I became an expert at playing it safe, at being careful, at saving for a rainy day, at keeping my nose to the grindstone.

This means that, after 30 or so years of living these safe and small lives, we are starving for the chance to dream again, to see more things, have more experiences, plan adventures. It all makes sense on some level, that we jump onto the big, grown-up, rule-following boat when we’re in the prime of our lives, but I’m wishing now that I had learned more about taking risks. Partly it was the time I grew up and the expectations for women. I eked past the housewife and mother role, but following a straight career path seemed just as pressing in those days of discovering our worth as females. I succeeded vocationally, but I became an expert at playing it safe, at being careful, at saving for a rainy day, at keeping my nose to the grindstone. I had a wonderful career and many amazing opportunities. But now that I’m at the dreaming stage again, I wish I’d spent more time thinking big, trying hard things, and pushing past my perceived limitations. It’s weird to start it for real at 64.

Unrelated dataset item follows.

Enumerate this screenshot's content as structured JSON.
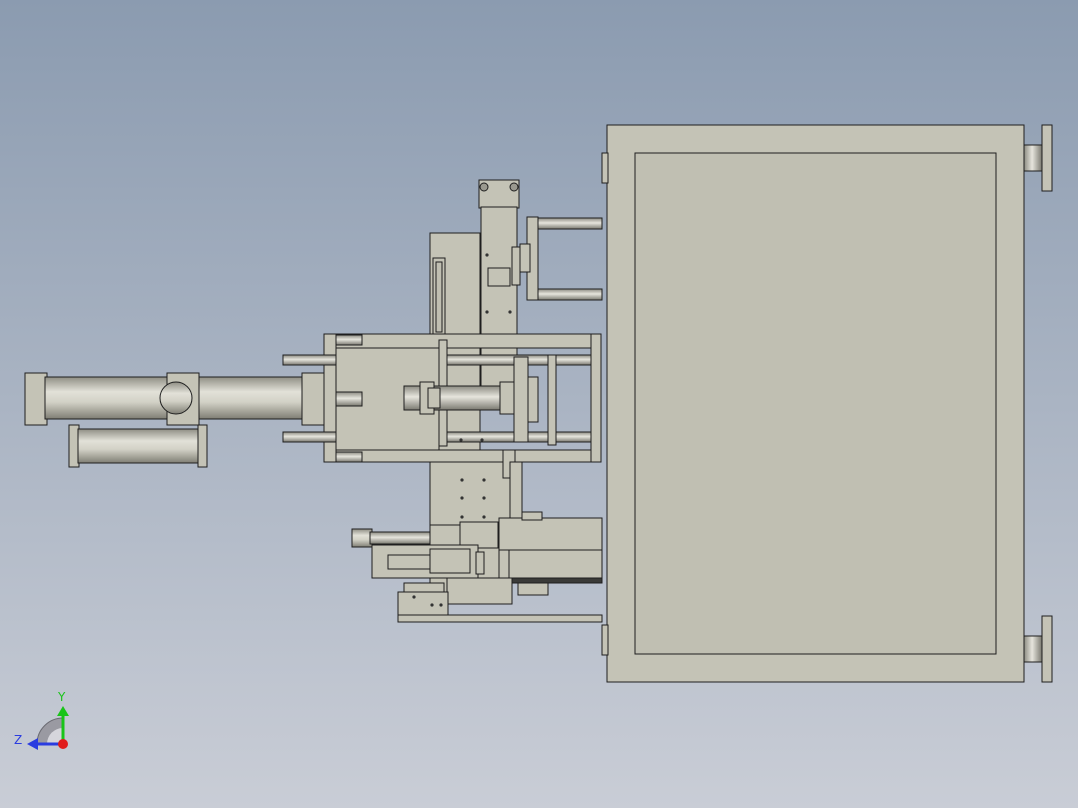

Frankly, it’s not awful to be doing those things now at this age, but I feel as if I’ve come late to the party. I wish I’d let myself be scared more when I was younger, not waited for the perfect circumstances to try something new. I wish I'd let myself seriously consider some bigger dreams, or even prodded myself to just float into whatever came next rather than feeling as if I had to have it all sketched out first. I’m doing that now, gradually, and it’s spectacular on many levels. But I am shaky at best in this role, almost always leaning toward the sheltered and familiar shore. I feel ready now, but still wish like crazy that I was just a little more experienced and at ease out there in the middle of that big, blue sea.